Davide Pucci1, Federico Becattini1,2, Alberto Del Bimbo1
1Media Integration and Communication Center (MICC), University of Florence, 50124 Firenze, Italy.
This study predicts action progress using body joints, a novel approach in computer vision. This method offers a lightweight and effective way to understand action evolution from raw pixels.
Area of Science:
- Computer Vision
- Machine Learning
Background:
- Action understanding is crucial for surveillance and robotics.
- Existing methods focus on action localization and recognition, not evolution.
- Action progress prediction estimates how far an action is performed.
Purpose of the Study:
- To propose a novel method for action progress prediction using body joints.
- To leverage the precise pose information from body joints for effective action characterization.

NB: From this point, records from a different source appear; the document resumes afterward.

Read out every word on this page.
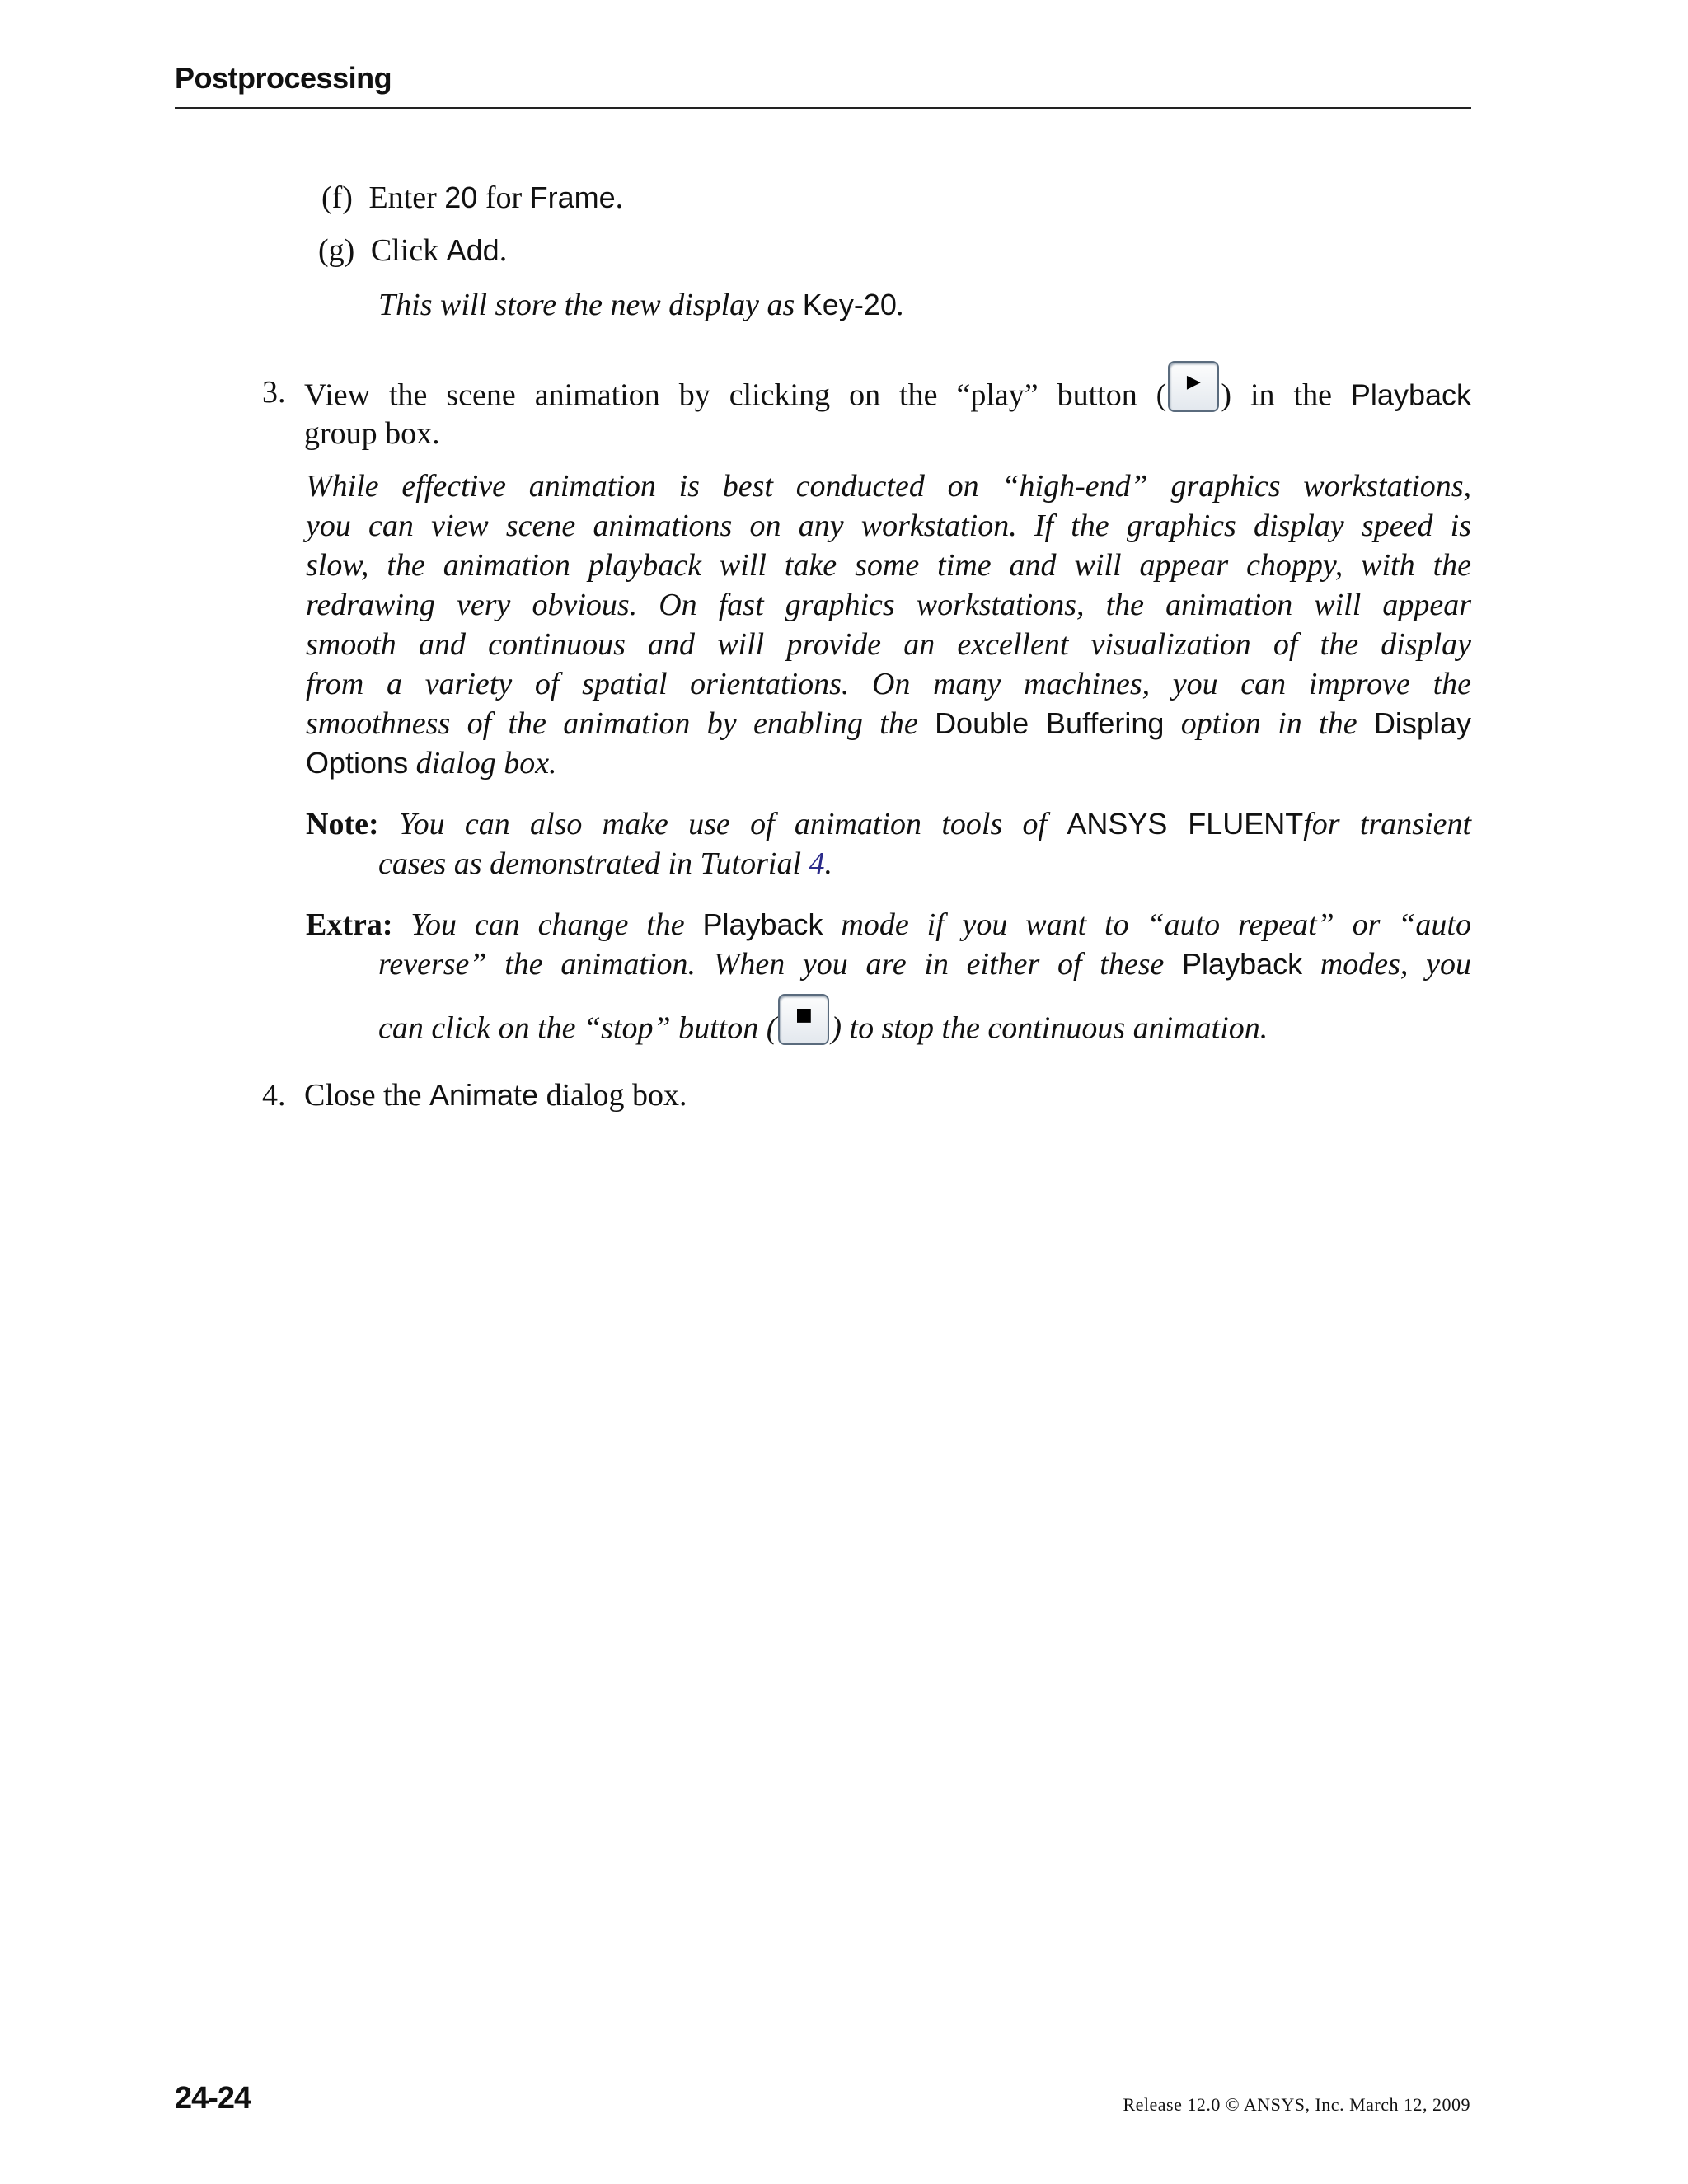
Postprocessing
(f) Enter 20 for Frame.
(g) Click Add.
This will store the new display as Key-20.
3. View the scene animation by clicking on the “play” button ( ▶ ) in the Playback
group box.
While effective animation is best conducted on “high-end” graphics workstations,
you can view scene animations on any workstation. If the graphics display speed is
slow, the animation playback will take some time and will appear choppy, with the
redrawing very obvious. On fast graphics workstations, the animation will appear
smooth and continuous and will provide an excellent visualization of the display
from a variety of spatial orientations. On many machines, you can improve the
smoothness of the animation by enabling the Double Buffering option in the Display
Options dialog box.
Note: You can also make use of animation tools of ANSYS FLUENTfor transient
cases as demonstrated in Tutorial 4.
Extra: You can change the Playback mode if you want to “auto repeat” or “auto
reverse” the animation. When you are in either of these Playback modes, you
can click on the “stop” button ( ■ ) to stop the continuous animation.
4. Close the Animate dialog box.
24-24	Release 12.0 © ANSYS, Inc. March 12, 2009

- To develop a lightweight and efficient approach for action progress estimation.
Main Methods:
- Utilizing human body joints as the primary modality for action progress prediction.
- Integrating keypoint and action information modules.
- Enabling direct processing from raw pixels.
Main Results:
- Demonstrated the effectiveness of body joints for action progress prediction.
- Showcased a model that exploits body joints for characterizing action evolution.
- Validated the proposed method on the Penn Action Dataset.
Conclusions:
- Body joints provide a lightweight and effective modality for action progress prediction.
- The proposed method offers a novel approach to understanding action evolution in computer vision.
- This research advances the field of action understanding by focusing on temporal progression.